其五,居成而知节,富极而思教。 就卦时言,六四居家道「既正既严而后求富」之位,富已大成(「大吉」)。然《易》道贵「中」恶「盈」,富至于「大吉」,已是极盛之候,下接九五「王假有家」、上九「有孚威如」,正是由「富」转入「格」「教」之机。是富之既成,不可耽于丰厚而忘其所以,当思以富兴教、以富厚德(《论语》「既富矣,又何加焉?曰:教之」)。一家既富,则教子弟以诗书、励门风以忠厚、推余泽以及人,使富不止于一身一家之享,而进于化民成俗之业,方不负「富家大吉」之占,亦合家人「正家而天下定」之大归。
要之,家人六四,以阴居阴而得正,上承九五而能顺,居多惧之地而以柔免,处生养之时而以富厚家。其辞曰「富家,大吉」,其象曰「顺在位也」:富者,家之厚载、福之所聚;顺者,妻道臣道之德、化危为安之枢。
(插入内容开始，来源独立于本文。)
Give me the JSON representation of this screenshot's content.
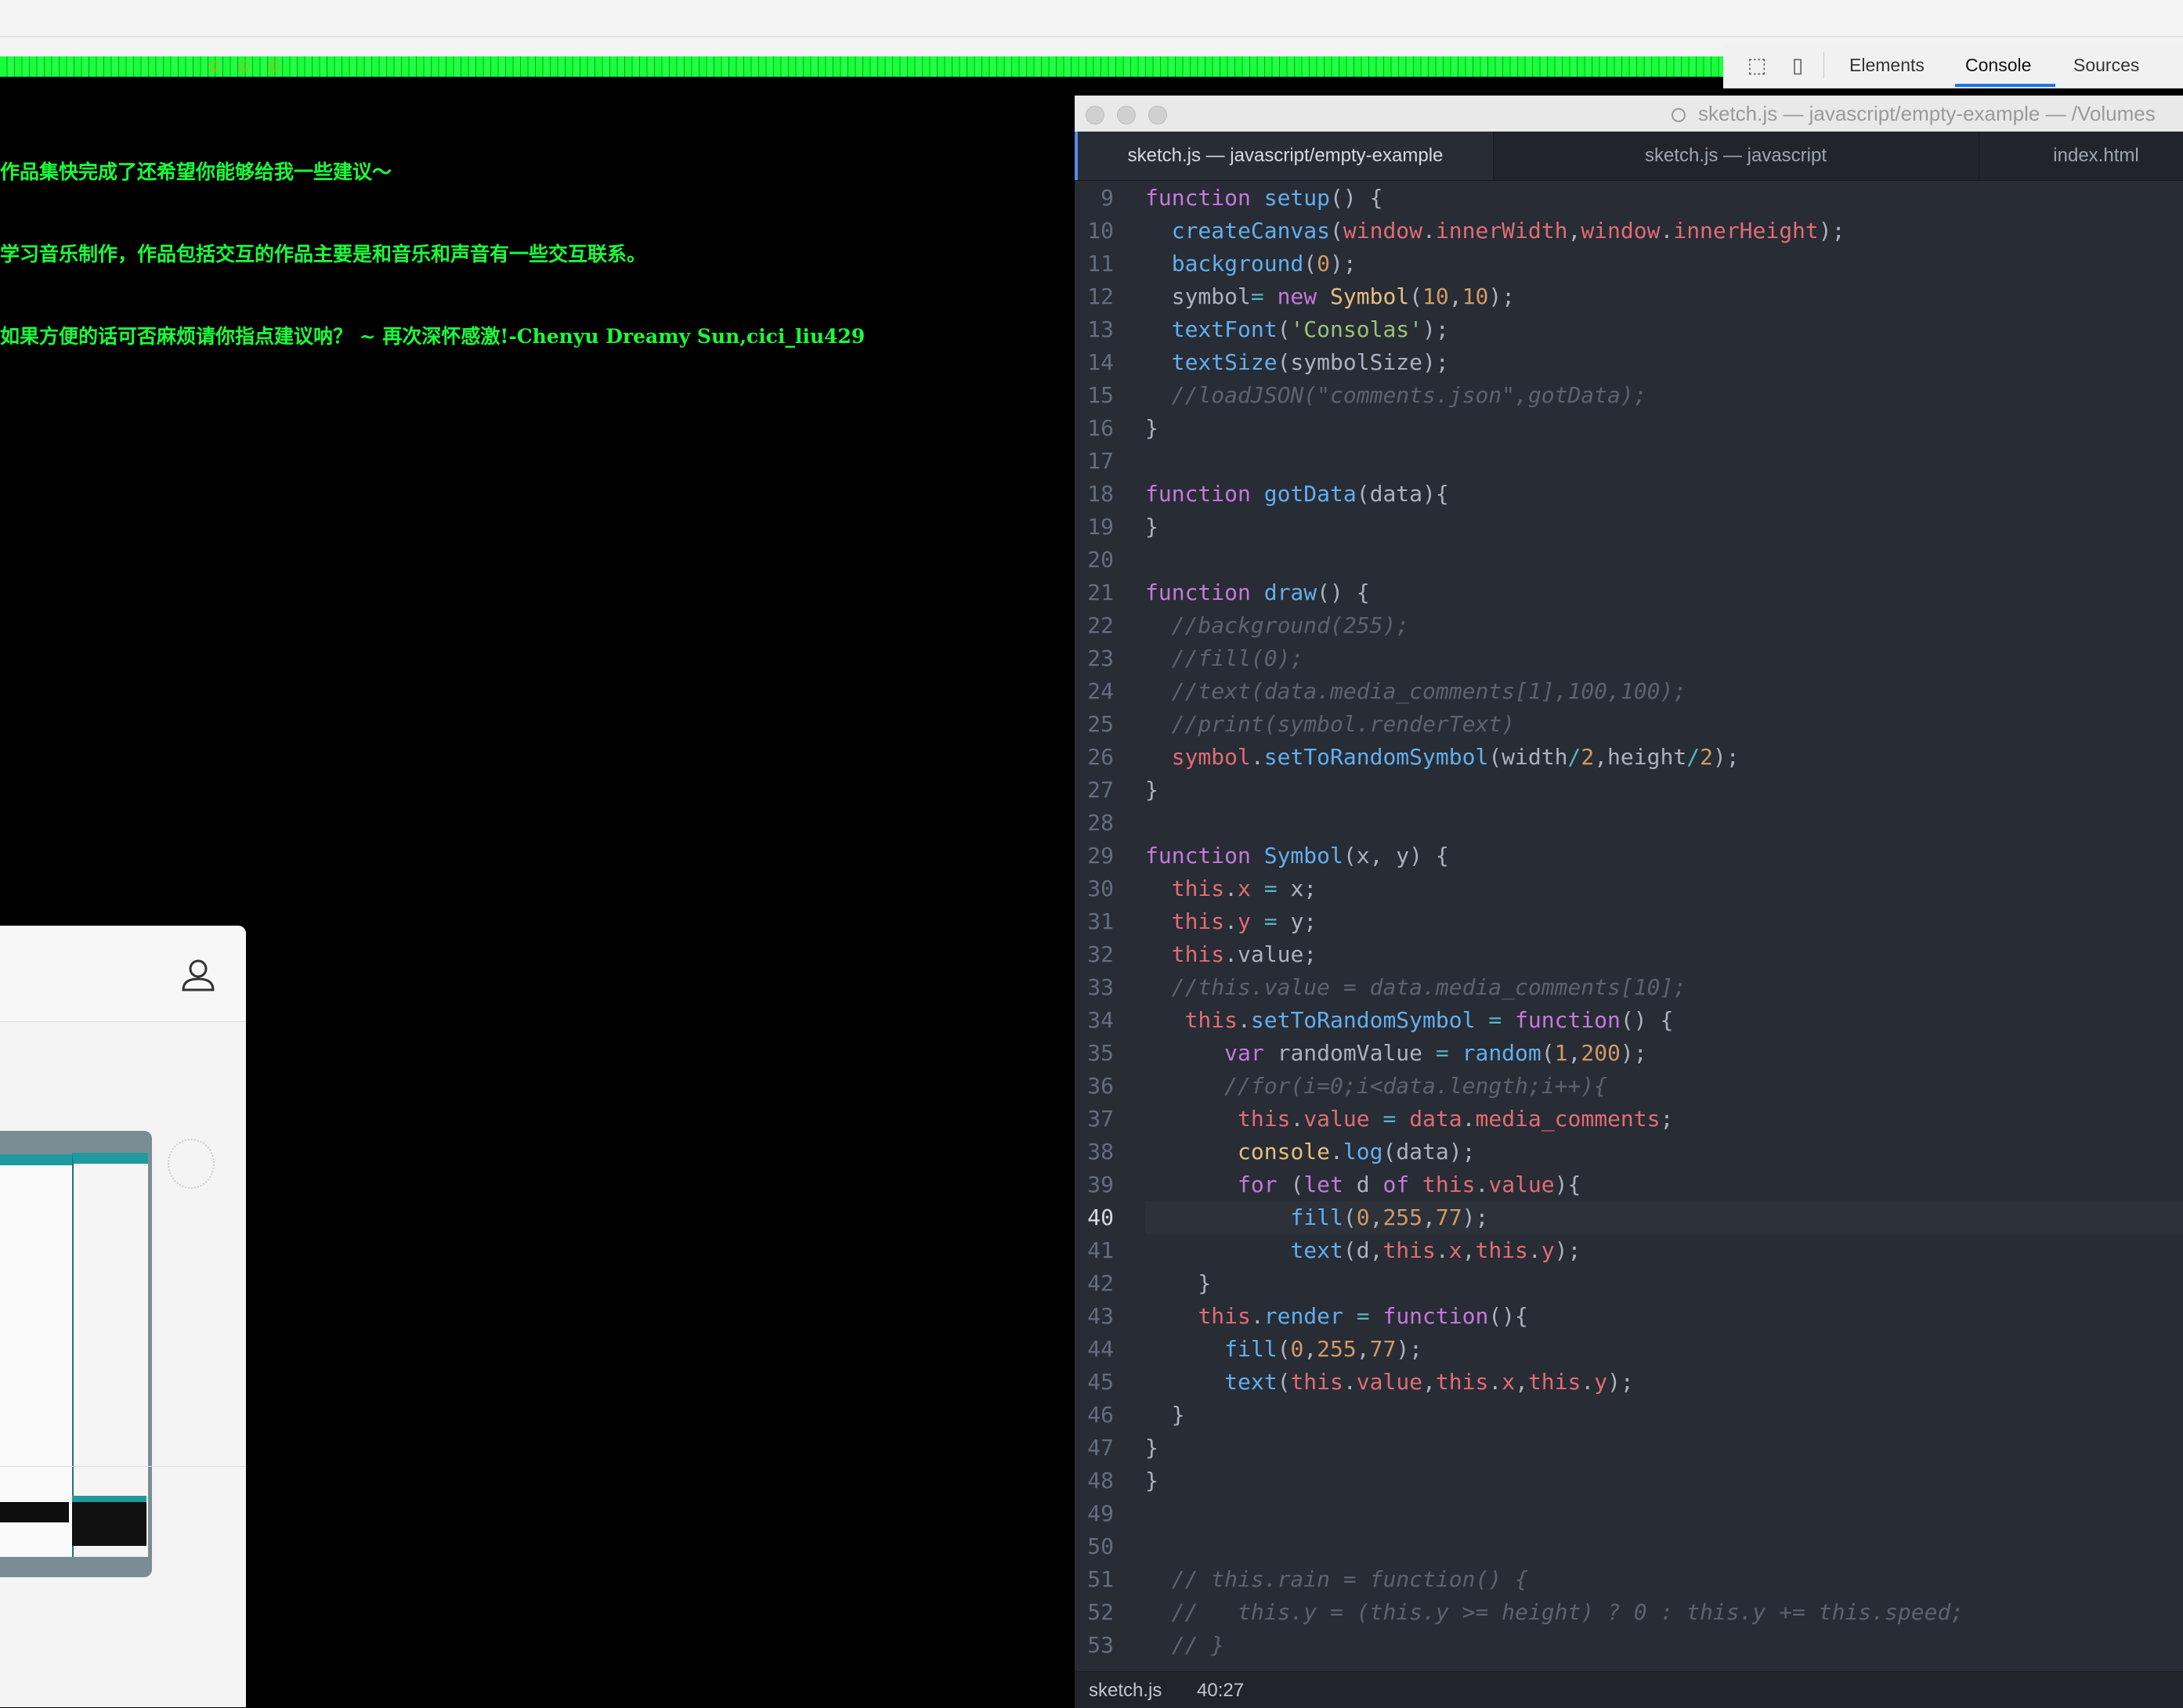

富而本于正、富而归于顺、富而济以通、富而进于教,斯「大吉」之所以为大,而非偶然之侥幸也。读《易》至此,可以知齐家之有其本,理财之有其道,处位之有其则;推之于身、于家、于业、于国,莫不可以「富而有道、顺而守正」一语蔽之。此家人六四垂示后人之深意也。